WHO WILL INHERIT THIS NEW EARTH?
The last remnants of the human race left a dying Earth, desperate to find a new home among the stars. Following in the footsteps of their ancestors, they discover the greatest treasure of the past age – a world terraformed and prepared for human life.
But all is not right in this new Eden. In the long years since the planet was abandoned, the work of its architects has borne disastrous fruit. The planet is not waiting for them, pristine and unoccupied. New masters have turned it from a refuge into mankind’s worst nightmare.
Now two civilizations are on a collision course, both testing the boundaries of what they will do to survive. As the fate of humanity hangs in the balance, who are the true heirs of this new Earth?
“You’re right, there’s too much at stake. There’s everything at stake. Bring it down.”
So, this book, friends.
I think I have to start of this review by saying that I think this book is probably much better than I’m going to say it is, first and foremost. But I read it during a reading slump
(or the reading slump was created by it, no one can know), so I just sorta…felt like I slogged through it, even though I particularly loved the first 100 pages and thought the last 100 were fantastic?
Perhaps it’s because I thought this book was going to go in a different direction than it did? Like, when we open up with Avrana Kern, I was so fascinated by her. When she…ends up in the situation she ends up in, I was completely terrified. Like, I had nightmares about being stuck in the the same situation and I just had no idea how she was going to get through it. I was so fascinated by her and her story and I just couldn’t wait to continue her story.
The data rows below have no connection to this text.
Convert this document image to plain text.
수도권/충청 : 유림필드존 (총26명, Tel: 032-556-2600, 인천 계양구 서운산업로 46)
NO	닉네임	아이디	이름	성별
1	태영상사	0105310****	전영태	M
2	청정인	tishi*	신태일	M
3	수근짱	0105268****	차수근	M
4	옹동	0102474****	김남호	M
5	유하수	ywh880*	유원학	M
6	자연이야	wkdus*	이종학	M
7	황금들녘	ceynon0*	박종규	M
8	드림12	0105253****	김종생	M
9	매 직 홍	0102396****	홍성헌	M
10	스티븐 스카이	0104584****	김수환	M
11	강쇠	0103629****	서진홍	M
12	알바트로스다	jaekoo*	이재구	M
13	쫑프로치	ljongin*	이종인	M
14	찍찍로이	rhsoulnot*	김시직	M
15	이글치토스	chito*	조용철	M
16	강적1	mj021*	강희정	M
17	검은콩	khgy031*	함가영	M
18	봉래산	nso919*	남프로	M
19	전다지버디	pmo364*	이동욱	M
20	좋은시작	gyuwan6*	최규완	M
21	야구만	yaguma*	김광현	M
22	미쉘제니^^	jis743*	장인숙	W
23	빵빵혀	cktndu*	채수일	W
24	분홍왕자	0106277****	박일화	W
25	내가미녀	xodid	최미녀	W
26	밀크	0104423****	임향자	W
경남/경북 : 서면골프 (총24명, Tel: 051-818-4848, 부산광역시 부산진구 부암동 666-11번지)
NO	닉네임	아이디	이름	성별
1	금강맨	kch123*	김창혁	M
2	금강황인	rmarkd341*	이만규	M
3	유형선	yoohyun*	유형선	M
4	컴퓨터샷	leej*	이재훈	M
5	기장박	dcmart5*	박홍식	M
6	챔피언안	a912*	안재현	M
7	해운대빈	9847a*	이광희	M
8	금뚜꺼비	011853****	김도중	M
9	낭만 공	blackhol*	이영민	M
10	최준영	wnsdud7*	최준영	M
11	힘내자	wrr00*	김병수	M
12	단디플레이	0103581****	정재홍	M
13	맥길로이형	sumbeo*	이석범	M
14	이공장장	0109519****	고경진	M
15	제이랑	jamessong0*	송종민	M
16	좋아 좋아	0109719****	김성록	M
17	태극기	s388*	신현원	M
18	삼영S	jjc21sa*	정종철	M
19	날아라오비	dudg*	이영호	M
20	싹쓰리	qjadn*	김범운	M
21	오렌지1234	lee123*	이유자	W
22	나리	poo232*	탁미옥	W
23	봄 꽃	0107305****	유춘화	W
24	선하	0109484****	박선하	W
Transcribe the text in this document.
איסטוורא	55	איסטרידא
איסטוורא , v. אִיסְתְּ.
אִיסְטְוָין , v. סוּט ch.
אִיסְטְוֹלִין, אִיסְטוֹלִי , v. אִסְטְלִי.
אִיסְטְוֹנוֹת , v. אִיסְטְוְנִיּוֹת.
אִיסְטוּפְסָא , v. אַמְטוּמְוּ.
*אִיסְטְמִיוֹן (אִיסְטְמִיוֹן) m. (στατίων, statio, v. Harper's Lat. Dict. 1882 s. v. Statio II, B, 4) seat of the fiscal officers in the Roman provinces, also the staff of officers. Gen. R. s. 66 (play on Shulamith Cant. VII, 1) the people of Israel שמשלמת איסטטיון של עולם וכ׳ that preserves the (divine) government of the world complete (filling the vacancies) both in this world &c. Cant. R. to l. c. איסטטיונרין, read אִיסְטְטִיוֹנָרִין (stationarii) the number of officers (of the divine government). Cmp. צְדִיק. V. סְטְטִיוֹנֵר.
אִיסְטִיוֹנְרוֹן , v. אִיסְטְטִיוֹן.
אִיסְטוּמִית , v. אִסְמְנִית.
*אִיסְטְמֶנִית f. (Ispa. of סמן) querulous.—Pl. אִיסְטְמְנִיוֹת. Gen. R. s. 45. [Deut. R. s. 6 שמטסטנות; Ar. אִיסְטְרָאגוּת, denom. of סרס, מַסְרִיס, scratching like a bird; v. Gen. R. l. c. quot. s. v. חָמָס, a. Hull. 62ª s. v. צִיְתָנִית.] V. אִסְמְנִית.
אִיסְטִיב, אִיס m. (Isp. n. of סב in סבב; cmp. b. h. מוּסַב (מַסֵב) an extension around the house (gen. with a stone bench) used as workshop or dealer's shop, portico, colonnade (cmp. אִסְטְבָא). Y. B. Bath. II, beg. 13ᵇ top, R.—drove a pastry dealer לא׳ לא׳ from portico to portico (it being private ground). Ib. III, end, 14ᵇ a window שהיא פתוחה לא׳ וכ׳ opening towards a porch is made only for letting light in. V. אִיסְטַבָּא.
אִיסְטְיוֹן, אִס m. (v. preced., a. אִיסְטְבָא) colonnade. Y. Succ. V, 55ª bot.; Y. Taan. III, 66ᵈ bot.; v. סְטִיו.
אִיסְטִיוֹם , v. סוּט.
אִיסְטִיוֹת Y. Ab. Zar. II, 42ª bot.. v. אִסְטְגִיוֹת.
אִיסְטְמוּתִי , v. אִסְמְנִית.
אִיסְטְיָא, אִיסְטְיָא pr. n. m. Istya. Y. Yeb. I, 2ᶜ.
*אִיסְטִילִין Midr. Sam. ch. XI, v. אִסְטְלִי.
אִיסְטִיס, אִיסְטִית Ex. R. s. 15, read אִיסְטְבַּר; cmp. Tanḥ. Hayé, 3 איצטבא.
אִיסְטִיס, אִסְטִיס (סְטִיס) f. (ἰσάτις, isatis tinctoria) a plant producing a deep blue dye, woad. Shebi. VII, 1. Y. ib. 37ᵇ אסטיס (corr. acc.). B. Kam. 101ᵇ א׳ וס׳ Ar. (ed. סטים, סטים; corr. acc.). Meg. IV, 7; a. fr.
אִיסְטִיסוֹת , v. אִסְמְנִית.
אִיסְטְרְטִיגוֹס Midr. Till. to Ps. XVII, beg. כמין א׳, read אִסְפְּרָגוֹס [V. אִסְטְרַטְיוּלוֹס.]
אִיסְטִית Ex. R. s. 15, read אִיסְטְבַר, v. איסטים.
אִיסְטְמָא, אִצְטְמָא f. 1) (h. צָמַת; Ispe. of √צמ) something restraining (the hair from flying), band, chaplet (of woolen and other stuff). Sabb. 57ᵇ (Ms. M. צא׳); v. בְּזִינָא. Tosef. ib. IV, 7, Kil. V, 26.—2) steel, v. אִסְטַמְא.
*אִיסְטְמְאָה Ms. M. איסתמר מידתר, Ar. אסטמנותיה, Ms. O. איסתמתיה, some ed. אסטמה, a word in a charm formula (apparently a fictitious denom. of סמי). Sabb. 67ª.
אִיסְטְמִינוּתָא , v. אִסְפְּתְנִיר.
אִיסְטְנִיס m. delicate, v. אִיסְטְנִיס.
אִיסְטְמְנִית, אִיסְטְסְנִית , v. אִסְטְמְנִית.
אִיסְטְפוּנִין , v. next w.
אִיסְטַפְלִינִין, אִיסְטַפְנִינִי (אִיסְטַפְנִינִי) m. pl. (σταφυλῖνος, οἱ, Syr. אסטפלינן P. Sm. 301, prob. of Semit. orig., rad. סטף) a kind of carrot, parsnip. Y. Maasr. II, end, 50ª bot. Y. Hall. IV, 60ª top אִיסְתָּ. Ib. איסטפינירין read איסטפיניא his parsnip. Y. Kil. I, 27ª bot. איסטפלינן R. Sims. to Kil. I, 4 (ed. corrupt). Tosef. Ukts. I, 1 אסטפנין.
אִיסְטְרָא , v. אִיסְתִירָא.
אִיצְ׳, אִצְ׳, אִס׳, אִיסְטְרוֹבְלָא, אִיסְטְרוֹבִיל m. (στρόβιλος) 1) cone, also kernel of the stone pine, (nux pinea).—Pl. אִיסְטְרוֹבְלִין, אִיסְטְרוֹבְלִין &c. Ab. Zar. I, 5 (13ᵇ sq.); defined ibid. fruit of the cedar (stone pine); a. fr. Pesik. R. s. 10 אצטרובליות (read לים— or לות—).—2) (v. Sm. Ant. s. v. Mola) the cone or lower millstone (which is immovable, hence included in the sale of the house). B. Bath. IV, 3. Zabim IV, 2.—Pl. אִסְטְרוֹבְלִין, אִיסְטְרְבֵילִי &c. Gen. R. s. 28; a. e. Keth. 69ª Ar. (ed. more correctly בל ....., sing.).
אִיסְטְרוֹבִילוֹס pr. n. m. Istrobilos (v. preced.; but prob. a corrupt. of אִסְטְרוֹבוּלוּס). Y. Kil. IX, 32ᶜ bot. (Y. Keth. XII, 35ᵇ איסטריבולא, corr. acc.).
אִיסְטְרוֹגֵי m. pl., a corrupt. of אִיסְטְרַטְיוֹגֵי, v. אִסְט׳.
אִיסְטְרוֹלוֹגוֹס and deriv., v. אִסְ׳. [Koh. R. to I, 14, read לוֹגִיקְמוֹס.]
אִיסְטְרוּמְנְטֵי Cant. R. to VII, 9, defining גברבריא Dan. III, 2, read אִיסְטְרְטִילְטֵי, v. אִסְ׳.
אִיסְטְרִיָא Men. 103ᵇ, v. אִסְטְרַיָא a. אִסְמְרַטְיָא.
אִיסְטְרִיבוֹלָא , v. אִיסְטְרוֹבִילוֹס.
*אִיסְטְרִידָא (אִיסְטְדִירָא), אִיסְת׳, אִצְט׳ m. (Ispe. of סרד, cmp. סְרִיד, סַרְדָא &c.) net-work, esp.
And then we switch to Portia and Holston.
Both very interesting stories in their own right. Both who captured my interest immediately. Both who, throughout the middle of the book, I thought we could have trimmed about half of that middle 400 pages to get to those last 100 pages, and I might have enjoyed this book a bit more.
Or maybe if I hadn’t read it during a slump, which is definitely an influencer of how you perceive a book, so don’t let anyone tell you differently.
But, I guess I just wanted a story about Avrana Kern overcoming betrayal and that isn’t what this story is about. And I can’t really fault a book for not being what I wanted when that’s not what the book is intended to be and I just misinterpreted where I thought the first 100 pages were leading us to?
I mean, I really enjoyed the ending, though. I was definitely intrigued with what was going on and how on Earth (heh) this could possibly be resolved. And the way it was totally threw me for a loop, because I didn’t expect it at all.
I also really enjoyed the writing. When I was able to shake off the slump, I read this book in chunks of 100+ pages, easily. It flew effortlessly and I thought the writing was quite beautiful. There were also a few moments, towards the end, where I found certain line to be particularly poignant and really hit me in the feels. Like the line I quoted above. Or this one, here:
Like, I definitely got chills reading that, because in context, you’re just like, “Holy shit.”
So, this book was an okay read for me, but I didn’t fall in love with it. But that’s completely on me, not on the novel. There is no doubt how impressive of a writer Tchaikovsky is. I definitely plan to read the second novel, Children of Ruin. I’m curious to see where this goes. And if you enjoy science fiction of any kind, I believe this is a must-read novel. Personally, I think I just need to read a few more books that are a little bit more up my alley (as I only really dabble more in sci-fi, though I’m starting to enjoy the genre more and more!) before returning to this dense, impressive tale.